Keynote speakers will be Mitchell Hammer, Daryl Smith and Ted Lyddon Hatten. Hammer's and Smith's talks are part of the inaugural Transformations conference, which is open to all Purdue faculty and staff. Lyddon Hatten's talk is part of the fifth annual Intersections conference, which is open to the public.

Hammer is professor emeritus of international peace and conflict resolution in the School of International Service at American University in Washington, D.C. He is the developer of the Intercultural Development Inventory (IDI), an assessment instrument and process used worldwide to build intercultural competence.

Hammer's talk is titled "Developing Intercultural Competence in Higher Education: Have We Already Arrived -- or Have We Yet to Begin?" It will take place at 10 a.m. Wednesday (March 20) in Stewart Center, Room 302.

The second speaker is Daryl Smith, professor of education and psychology at Claremont Graduate University in California. Smith's research interests focus on diversity, institutional assessment within higher education and women in the academy. Her presentation will take place at 1:30 p.m.
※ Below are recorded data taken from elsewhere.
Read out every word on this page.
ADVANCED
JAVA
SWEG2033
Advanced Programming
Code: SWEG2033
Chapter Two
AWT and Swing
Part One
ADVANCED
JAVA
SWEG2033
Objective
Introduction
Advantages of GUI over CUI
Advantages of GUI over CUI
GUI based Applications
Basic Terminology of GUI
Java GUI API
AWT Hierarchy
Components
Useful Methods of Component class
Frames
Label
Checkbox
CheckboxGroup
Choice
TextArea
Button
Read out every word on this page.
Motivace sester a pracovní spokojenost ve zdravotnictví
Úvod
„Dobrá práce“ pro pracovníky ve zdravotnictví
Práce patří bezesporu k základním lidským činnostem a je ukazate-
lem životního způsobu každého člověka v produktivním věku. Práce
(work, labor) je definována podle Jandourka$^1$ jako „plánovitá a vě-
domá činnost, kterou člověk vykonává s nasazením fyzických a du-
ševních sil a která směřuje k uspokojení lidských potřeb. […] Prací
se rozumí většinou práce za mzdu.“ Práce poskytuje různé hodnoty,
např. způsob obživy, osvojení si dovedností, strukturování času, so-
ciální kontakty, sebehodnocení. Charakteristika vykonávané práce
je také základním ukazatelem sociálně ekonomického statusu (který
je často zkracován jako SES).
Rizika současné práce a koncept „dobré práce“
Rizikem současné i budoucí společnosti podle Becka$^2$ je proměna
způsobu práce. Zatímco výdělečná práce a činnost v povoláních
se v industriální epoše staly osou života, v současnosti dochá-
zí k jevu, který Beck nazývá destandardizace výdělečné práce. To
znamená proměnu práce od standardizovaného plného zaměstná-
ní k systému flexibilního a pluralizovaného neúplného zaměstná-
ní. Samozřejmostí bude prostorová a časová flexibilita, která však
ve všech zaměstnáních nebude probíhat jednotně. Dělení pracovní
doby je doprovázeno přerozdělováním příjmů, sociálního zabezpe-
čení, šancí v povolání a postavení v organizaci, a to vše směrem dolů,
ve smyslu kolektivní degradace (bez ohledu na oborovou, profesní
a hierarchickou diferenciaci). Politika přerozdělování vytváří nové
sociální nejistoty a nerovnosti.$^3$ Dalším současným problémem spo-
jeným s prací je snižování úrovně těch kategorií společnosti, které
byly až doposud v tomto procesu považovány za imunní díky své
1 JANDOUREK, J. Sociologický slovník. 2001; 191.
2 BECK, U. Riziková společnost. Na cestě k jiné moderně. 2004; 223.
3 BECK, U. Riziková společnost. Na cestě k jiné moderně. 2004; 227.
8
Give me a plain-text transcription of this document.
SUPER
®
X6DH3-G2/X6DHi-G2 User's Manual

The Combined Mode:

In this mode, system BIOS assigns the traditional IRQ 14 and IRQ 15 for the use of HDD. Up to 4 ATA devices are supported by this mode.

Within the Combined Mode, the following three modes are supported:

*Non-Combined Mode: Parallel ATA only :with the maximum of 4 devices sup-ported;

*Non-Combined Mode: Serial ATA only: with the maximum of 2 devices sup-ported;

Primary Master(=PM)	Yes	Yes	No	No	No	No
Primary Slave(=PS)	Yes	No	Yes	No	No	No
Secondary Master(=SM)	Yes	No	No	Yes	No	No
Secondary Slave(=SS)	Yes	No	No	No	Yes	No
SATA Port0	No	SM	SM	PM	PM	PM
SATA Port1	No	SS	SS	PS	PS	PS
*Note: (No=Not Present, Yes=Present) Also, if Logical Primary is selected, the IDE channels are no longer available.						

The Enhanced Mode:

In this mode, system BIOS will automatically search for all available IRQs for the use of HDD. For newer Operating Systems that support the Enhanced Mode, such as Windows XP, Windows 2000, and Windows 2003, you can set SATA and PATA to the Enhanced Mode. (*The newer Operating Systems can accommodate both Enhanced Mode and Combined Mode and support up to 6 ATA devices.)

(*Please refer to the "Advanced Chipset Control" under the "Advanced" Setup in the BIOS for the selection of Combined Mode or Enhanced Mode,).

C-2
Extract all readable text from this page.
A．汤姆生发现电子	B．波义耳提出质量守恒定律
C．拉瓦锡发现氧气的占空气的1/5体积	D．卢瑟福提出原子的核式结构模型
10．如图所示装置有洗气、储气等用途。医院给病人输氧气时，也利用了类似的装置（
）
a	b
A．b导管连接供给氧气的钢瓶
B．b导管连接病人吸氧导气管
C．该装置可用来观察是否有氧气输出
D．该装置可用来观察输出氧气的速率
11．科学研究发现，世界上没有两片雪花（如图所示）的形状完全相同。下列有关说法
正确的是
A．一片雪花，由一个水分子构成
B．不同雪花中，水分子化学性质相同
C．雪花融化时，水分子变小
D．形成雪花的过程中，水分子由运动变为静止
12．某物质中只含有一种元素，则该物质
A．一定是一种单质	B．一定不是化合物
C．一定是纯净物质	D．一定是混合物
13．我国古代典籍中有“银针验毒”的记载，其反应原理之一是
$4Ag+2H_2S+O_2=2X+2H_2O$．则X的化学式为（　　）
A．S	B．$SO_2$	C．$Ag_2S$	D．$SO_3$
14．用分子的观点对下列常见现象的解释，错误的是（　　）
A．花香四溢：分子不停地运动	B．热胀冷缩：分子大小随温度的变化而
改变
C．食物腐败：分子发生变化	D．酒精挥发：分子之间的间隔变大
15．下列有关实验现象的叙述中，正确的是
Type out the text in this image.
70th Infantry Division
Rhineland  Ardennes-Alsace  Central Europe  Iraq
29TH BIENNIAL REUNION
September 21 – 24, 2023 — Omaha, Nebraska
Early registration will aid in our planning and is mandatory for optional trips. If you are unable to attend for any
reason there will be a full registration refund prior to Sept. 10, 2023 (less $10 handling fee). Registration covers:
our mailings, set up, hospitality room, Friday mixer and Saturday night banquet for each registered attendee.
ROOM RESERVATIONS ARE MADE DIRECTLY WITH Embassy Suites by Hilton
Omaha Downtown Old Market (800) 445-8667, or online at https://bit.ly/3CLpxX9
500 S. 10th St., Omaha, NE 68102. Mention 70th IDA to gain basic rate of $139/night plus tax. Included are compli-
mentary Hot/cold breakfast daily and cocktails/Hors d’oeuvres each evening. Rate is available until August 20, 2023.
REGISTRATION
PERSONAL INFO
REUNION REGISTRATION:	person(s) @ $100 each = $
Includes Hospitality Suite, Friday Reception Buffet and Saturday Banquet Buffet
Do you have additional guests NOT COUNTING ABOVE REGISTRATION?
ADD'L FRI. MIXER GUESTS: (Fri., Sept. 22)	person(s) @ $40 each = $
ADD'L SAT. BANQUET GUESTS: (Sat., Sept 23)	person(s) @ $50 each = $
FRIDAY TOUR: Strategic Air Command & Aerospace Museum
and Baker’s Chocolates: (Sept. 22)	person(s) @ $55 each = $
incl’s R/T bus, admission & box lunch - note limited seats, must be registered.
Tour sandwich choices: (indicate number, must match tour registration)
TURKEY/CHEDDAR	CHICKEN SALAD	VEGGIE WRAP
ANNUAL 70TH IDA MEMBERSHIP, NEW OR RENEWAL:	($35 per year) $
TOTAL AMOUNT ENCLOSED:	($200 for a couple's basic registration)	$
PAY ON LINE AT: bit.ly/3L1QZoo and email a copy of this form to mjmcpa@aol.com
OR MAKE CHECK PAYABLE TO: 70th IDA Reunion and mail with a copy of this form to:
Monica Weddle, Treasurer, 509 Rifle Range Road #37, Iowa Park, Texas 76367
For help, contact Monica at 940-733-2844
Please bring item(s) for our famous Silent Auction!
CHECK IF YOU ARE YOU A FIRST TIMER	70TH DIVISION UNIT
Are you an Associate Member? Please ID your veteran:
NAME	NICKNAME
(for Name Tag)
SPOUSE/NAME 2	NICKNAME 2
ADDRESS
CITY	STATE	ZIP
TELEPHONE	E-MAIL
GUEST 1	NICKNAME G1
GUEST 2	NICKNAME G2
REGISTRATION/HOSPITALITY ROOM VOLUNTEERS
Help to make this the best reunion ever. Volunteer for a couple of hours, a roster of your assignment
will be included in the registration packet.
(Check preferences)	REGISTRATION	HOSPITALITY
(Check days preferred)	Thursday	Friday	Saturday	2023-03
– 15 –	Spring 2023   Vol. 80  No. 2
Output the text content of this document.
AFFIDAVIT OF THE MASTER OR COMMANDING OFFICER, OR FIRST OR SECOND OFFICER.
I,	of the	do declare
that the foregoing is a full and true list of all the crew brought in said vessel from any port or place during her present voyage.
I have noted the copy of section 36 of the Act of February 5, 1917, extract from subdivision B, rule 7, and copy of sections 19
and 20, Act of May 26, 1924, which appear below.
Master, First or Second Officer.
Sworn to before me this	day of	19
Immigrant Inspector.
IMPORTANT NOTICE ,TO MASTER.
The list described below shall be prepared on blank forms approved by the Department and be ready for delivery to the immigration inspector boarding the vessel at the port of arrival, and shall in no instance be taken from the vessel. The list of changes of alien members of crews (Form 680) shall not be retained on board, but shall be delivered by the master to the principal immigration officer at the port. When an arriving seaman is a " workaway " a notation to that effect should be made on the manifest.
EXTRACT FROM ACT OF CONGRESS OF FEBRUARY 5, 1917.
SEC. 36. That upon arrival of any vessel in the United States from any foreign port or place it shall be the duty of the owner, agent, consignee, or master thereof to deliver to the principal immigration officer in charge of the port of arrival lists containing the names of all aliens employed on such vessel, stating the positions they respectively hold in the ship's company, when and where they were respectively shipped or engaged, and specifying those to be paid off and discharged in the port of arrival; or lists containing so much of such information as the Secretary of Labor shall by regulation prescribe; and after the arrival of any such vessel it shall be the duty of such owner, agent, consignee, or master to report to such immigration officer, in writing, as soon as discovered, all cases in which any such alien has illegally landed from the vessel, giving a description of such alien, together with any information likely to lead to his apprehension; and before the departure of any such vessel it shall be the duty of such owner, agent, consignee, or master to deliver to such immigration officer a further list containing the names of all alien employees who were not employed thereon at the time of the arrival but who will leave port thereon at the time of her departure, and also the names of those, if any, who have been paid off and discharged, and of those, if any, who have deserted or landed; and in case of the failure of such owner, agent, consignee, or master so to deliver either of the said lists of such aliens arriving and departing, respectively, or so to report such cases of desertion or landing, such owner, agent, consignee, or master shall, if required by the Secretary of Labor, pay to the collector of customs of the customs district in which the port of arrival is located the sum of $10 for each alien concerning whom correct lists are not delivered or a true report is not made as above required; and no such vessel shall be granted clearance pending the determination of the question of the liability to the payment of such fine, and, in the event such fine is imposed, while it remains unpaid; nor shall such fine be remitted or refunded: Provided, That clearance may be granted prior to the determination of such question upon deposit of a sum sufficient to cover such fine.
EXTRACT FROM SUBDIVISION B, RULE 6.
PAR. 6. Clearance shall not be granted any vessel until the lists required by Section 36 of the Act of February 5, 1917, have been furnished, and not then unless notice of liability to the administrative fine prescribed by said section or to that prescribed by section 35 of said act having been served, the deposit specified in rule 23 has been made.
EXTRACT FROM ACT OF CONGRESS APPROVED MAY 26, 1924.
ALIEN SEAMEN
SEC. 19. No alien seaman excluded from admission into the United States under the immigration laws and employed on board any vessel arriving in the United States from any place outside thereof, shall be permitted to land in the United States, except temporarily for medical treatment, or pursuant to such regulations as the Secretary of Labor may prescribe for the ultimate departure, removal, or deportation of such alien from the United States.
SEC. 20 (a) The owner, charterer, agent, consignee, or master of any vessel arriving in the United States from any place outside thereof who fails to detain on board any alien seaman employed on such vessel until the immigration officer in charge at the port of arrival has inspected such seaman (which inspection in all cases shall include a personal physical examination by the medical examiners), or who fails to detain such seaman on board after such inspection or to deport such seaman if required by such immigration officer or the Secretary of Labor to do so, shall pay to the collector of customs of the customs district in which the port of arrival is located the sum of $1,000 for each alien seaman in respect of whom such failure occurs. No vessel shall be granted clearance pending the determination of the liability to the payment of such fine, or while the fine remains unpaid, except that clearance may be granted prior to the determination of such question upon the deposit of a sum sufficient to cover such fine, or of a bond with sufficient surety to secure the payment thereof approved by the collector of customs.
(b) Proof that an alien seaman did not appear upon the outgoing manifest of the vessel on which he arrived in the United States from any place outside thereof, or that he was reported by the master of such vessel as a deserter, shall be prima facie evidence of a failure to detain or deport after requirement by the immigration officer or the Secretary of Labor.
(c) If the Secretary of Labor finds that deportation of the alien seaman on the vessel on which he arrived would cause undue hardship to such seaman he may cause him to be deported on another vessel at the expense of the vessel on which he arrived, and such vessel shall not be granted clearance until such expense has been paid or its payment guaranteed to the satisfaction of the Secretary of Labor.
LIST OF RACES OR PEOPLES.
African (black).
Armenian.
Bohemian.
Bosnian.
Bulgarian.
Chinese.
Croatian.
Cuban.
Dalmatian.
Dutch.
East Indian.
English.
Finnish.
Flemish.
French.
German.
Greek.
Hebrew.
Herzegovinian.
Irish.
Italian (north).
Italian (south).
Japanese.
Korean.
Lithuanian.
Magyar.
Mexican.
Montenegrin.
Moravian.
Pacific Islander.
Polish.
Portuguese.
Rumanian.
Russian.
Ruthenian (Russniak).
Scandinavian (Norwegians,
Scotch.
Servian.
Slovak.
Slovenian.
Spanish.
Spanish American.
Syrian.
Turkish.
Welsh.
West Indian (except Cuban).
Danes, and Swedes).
March 21 in Stewart Center, Room 218.

The Transformations conference is titled "Reconstructing Institutional Identity in an Age of Super Diversity." Other conference speakers include Thomas Nelson Laird, associate professor of higher education and student affairs at Indiana University, and Aparna Joshi, associate professor of labor and employment relations at the University of Illinois.

A complete list of Transformations events is at www.purdue.edu/dro/transformations.

Lyddon Hatten, the Intersections keynote speaker, is an artist, educator, theologian and director of the Wesley Foundation at Drake University in Iowa. Lyddon Hatten also is a campus pastor at the university. His artwork often invites reflection and dialogue exploring themes related to social justice and religious identity.

Lyddon Hatten's talk is titled "Imagine Being Heard." It will take place at 7 p.m. March 21 in Stewart Center, Fowler Hall. He also will introduce an interactive art installation, which is open to the public from 9:30 a.m. to 3 p.m. March 22 in Stewart Center, Room 204.

The Intersections conference is titled "Imagine Being Heard: Artistic Reflections on Identity, Representation and Religious Difference." Through presentations, interactive art exhibits, film screenings, spoken word performances and a summit of student leaders, the conference will explore themes of religious diversity on Purdue's campus. All events are open to the public.